A crônica é uma manifestação textual cada vez mais imprescindível em um tempo trançado por conexões digitais. Ela quebra a instantaneidade dos posts compulsivos porque requer um mínimo de atenção do olhar e de senso literário para dar realce e perenidade a temas nem sempre observados na trama social cotidiana e seus aconteceres. 

Cronistas de Fortaleza têm conservado referências a bens culturais da cidade que atiçaram seus sentimentos e percepções. Alguns desses registros integram a antologia “Fortaleza – Poéticas do Passado” (Edições UFC), organizada pelo professor Francisco Silva Cavalcante Junior, que será lançada hoje (4) no auditório da Reitoria da Universidade Federal do Ceará, em evento de amor por Fortaleza. 

Com o intuito de chamar a atenção para a importância de se viver em um lugar de que se gosta muito, será lançado ainda o edital “Fortaleza Amada”, por meio do qual a universidade pública convida as pessoas para que expressem o quanto amam a cidade, em crônicas que serão selecionadas e compiladas em livro que homenageia os 300 anos de Fortaleza, a serem comemorados em 2026. 

Haverá também uma mesa redonda formada pelo reitor Custódio Almeida, o prefeito Evandro Leitão, o biógrafo Lira Neto, que está com a encomenda de escrever o livro dos 70 anos da UFC, e eu, na condição de autor dos livros Bulbrax – Sociomorfologia Cultural de Fortaleza (Armazém da Cultura) e Fortaleza – De Dunas Andantes a Cidade Banhada de Sol (Cortez Editora). 

Ilustração de Mário Sanders para o livro “Bulbrax”, de Flávio Paiva.

Movimentações como esta estimulam relações de cumplicidades na dinâmica urbana. A natureza da crônica é mostrar com estilo descobertas e surpresas de detalhes da vida diária, despertando-os em novos significados. O que dizem as esquinas, o que falam as praças e o que observam as ruas com relação ao que se faz nos logradouros e nas vias públicas pode ser revelado na poética do presente. 

Nos escritos dos que vieram antes, Fortaleza é recorrentemente associada a “mulher bonita”, “menina-moça”, “namorada”, “mulher amada”, “moça pobre, mas vaidosa”, “noiva do sol” e a famosa “loura desposada do sol”. Um olhar tão orientado por padrões masculinos e raciais que, além de insinuada como mulher, ainda é exaltada como loura. 

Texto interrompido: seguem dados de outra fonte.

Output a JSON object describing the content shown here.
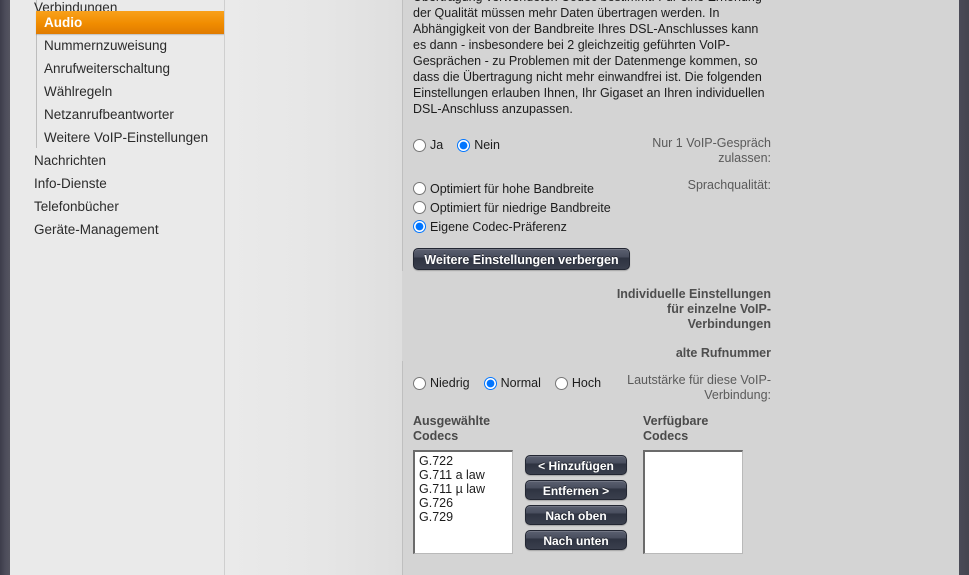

A cor da pele e a mentalidade de colonizado aparecem no reforço feito em uma crônica que ressalta a ideia de cidade “filha da lenda e do poema / do amor do Guerreiro Branco / com a formosa Iracema”. Complexos comparativos com outras capitais nordestinas, típicos de uma Fortaleza em estado de personalidade vulnerável, estão presentes em forma de versos: “Não tens Capibaribes ao luar. / Não tens ilhas defronte. / Não tens pontes”. 

A despeito desses traços de época, que, trazidos para os desafios da atualidade, perturbam a qualidade cidadã na evolução da cidade, o relevante no que foi escrito por pessoas que seguem vivas em suas obras é que muitos cronistas do passado se referiam a Fortaleza como “cidade amada”, “tão bela e musical como um poema”, que “faz bem à alma e ao coração”, um amor guardado, cultivado e cantado “muito e sempre”. 

A iniciativa da UFC de disponibilizar maneiras amorosas com que os cronistas de Fortaleza trataram a cidade no passado e, ao mesmo tempo, de estimular a produção de novos escritos sobre a “cidade amada” é um chamamento à coletividade para que expresse sua afeição por Fortaleza, a fim de que a cidade saiba desse amor. Quanto mais se ama um lugar, mais eficiente é a sociedade em seus cuidados consigo e com o mundo que habita.